At this point, PCP remains largely a clinical diagnosis, supported by direct visualization of respiratory secretions. β-glucan may have an emerging, supportive role, but at this point does not appear to be the Holy Grail we might have hoped for in the diagnosis of PCP.
- Krajicek BJ, et al. Pneumocystis pneumonia: Current concepts in pathogenesis, diagnosis, and treatment. Clin Chest Med 2009;30:265-278.
- Desmet S, et al. Serum (1-3)-β-D-glucan as a tool for diagnosis of Pneumocystis jirovecii pneumonia in patients with human immunodeficiency virus infection or hematological malignancy. J Clin Microbiol 2009;47:3871-3874.
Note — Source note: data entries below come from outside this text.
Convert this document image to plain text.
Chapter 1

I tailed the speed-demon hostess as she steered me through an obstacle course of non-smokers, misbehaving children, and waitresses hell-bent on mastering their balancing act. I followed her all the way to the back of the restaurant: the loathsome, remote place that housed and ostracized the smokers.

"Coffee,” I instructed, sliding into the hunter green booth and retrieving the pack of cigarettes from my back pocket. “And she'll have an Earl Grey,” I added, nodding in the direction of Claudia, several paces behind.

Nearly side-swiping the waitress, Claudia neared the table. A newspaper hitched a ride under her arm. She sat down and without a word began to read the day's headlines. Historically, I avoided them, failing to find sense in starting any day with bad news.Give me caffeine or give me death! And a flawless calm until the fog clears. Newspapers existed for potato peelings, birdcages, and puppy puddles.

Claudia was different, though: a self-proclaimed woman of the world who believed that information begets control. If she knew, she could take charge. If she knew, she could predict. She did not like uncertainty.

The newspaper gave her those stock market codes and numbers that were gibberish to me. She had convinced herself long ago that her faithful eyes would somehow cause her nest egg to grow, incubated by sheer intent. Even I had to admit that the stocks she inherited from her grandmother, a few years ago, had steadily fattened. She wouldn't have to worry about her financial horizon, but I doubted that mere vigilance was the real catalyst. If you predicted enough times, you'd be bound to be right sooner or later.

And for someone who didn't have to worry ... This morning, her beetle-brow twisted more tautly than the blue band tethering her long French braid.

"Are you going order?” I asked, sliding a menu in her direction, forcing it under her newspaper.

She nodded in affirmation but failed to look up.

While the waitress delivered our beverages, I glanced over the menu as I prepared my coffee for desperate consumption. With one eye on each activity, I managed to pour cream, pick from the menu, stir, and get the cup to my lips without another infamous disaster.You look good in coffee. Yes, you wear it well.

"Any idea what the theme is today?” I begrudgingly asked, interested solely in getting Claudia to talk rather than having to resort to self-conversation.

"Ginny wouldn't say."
- Watanabe T, et al. Serum (1->3)-β-D-glucan as a noninvasive adjunct marker for the diagnosis of Pneumocystis pneumonia in patients with AIDS. Clin Infect Dis 2009;49:1128-1131.
- Agnelli G, et al. Acute pulmonary embolism. N Engl J Med 2010;363:266-274.
- Spangehl MJ, et al. Prospective analysis of preoperative and intraoperative investigations for the diagnosis of infection at the sites of two hundred and two revision total hip arthroplasties. J Bone Joint Surg Am 1999;81:672-683.